Tuesday, July 21, 2020

It's 90 out, but down under the grove of the pines it's pleasant.  There's a light breeze.  The pine needles are dry, still soft.  I do my yoga slowly, very slowly, focusing on alignment, upright posture, straightness, opening up body.  Straight lines aligning the energy centers from base to top.

It feels good.  Each pose gets tweaked, a little better, a little better.  Progress with all poses, and in the lotus.  I take a little walk afterward on the grass, barefoot, and then, back to the apartment.  This is good for my health.  Last night, I only had a few glasses of wine last night, over a spread-out period, so this simple act of going down to the bluffs to find a cool spot feels significant.


But I have the foolish years to live down.  A lot of wasted opportunity.  Try not to dwell on that.  Just try to get better.

Reading Vonnegut's thoughts last night:  Drinking gives you a spasm of happiness, but is overall destructive.  Sadly so.  Here I am, because of drinking.  The way the depressive, the natural writer, finds relief from pain.  Except it only causes more harm down the road.

So what do you do?

Well, you try to be good.  To not fall into the same old trap night after night, drinking a bottle of wine all alone in your apartment.  That's not a good thing to be doing, and your health comes first.

The monkish balance has its draw for me.  The yoga under the trees fits perfectly.  I don't even need a mat.  The pine needles are soft enough, wear some bug repellent, bring some water along.  You'll be good.



Waiting on Congress.  What are they going to do?  I feel like I've hit a low point.  I've been waiting on the restaurant business forever too, in that it hasn't helped my writing career, and indeed left me unfulfilled.


There were times back in college when I took getting intoxicated as a kind of sport.

But this was a huge betrayal of my father and mother.  By brother sort of encouraged me to take this tack, and I shouldn't have followed along with it.

As I lay awake at night, I wonder, to what extent did I cause damage to my brain, so that reading and focus and comprehension and concentration took a hit.

And then because of that mistake, of dulling my mind down, I fell onto a bad path in life.  My self-confidence sputtered.  I became reliant on the nightly beer.

I didn't take a class on Buddhism with Robert Thurman, I somehow missed the Dalai Lama.


I meditate now, again.  I should be looking for a job.  For a career...

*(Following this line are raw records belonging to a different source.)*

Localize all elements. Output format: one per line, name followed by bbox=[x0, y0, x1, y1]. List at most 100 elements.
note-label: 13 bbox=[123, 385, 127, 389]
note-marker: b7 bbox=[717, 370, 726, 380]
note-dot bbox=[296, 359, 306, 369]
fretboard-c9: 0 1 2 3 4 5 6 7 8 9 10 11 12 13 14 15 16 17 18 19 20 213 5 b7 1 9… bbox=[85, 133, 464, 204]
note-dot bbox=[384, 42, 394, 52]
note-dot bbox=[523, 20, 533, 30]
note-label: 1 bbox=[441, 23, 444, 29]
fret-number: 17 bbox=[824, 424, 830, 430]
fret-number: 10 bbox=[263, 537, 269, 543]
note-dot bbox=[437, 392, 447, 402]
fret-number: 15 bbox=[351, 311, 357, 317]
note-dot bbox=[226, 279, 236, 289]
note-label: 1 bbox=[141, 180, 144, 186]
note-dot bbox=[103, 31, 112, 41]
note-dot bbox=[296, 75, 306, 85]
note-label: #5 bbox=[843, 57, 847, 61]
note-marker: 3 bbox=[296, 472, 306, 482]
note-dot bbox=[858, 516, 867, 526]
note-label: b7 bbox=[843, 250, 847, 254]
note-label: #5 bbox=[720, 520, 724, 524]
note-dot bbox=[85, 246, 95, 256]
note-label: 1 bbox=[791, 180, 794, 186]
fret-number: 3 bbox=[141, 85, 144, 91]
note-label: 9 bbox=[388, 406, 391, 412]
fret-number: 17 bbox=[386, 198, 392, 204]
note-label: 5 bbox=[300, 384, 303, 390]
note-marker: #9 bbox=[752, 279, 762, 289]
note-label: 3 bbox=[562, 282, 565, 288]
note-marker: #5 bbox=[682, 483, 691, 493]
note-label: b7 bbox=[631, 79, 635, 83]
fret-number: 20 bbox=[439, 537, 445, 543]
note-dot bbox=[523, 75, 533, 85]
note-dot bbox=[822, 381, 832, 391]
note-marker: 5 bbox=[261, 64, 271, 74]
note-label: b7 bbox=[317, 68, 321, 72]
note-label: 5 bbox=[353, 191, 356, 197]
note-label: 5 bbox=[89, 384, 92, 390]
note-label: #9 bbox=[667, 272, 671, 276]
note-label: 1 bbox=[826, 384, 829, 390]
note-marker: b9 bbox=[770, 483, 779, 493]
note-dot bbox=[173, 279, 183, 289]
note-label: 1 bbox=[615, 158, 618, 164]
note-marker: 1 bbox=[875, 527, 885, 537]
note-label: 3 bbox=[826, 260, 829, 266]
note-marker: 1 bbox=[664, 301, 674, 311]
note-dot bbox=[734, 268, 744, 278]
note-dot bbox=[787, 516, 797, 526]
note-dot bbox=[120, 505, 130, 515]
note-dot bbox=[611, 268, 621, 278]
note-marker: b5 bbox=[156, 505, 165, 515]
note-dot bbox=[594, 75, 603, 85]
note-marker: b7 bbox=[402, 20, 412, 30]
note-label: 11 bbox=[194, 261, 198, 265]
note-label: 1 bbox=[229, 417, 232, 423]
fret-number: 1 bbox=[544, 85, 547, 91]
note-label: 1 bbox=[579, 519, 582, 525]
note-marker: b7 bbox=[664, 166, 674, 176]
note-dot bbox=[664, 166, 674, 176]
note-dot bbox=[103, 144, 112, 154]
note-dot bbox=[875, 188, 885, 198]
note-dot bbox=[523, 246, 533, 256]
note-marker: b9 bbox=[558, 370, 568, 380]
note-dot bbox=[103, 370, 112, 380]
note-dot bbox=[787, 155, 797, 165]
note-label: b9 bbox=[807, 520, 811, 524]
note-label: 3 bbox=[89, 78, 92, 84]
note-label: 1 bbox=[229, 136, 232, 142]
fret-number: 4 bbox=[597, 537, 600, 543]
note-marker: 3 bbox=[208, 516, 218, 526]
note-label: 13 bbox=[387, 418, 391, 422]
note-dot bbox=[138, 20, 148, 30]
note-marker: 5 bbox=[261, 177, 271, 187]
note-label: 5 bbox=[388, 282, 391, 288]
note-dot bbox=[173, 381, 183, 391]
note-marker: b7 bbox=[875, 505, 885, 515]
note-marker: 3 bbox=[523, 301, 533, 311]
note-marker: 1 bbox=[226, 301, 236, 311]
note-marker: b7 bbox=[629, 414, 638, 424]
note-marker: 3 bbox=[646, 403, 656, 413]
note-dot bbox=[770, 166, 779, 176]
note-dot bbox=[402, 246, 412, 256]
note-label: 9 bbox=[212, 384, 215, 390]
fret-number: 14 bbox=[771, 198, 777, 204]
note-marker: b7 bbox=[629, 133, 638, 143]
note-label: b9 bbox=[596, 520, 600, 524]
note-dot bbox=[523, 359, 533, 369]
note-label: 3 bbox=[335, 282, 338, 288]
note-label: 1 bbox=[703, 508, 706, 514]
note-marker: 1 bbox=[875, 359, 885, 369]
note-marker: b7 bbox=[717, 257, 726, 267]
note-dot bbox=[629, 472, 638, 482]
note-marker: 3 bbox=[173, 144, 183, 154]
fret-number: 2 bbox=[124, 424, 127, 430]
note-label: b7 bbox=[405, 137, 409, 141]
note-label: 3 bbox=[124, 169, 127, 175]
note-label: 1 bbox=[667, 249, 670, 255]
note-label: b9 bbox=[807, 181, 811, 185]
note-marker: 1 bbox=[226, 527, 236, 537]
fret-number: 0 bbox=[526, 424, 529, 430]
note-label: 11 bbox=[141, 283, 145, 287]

I had not realized, being in it, how terrible lonesome the bar business was.  It was a huge mistake on my part, ever doing that.  I had quit my day job, a leap of faith into just working at night as a busboy, writing, thinking about what to do.  And then they, Austin Grill, offered me the job of day bartender.  And it went on from there.

I guess I was too ashamed to talk to my father openly about all this.  Which was also very dumb.  When my mom came to visit, she cried.  The restaurant business will break your heart.  Like it broke my parent's heart.  And I should have listened to her, too.

Writing too is a terrible and lonely thing to be doing.  And I guess I thought that the wine was part of the release, part of the inspiration's acting out.  It numbed the pain, while hardly fixing any bit about my life or helping it turn better.

The whole thing brought on a stream of bad memories.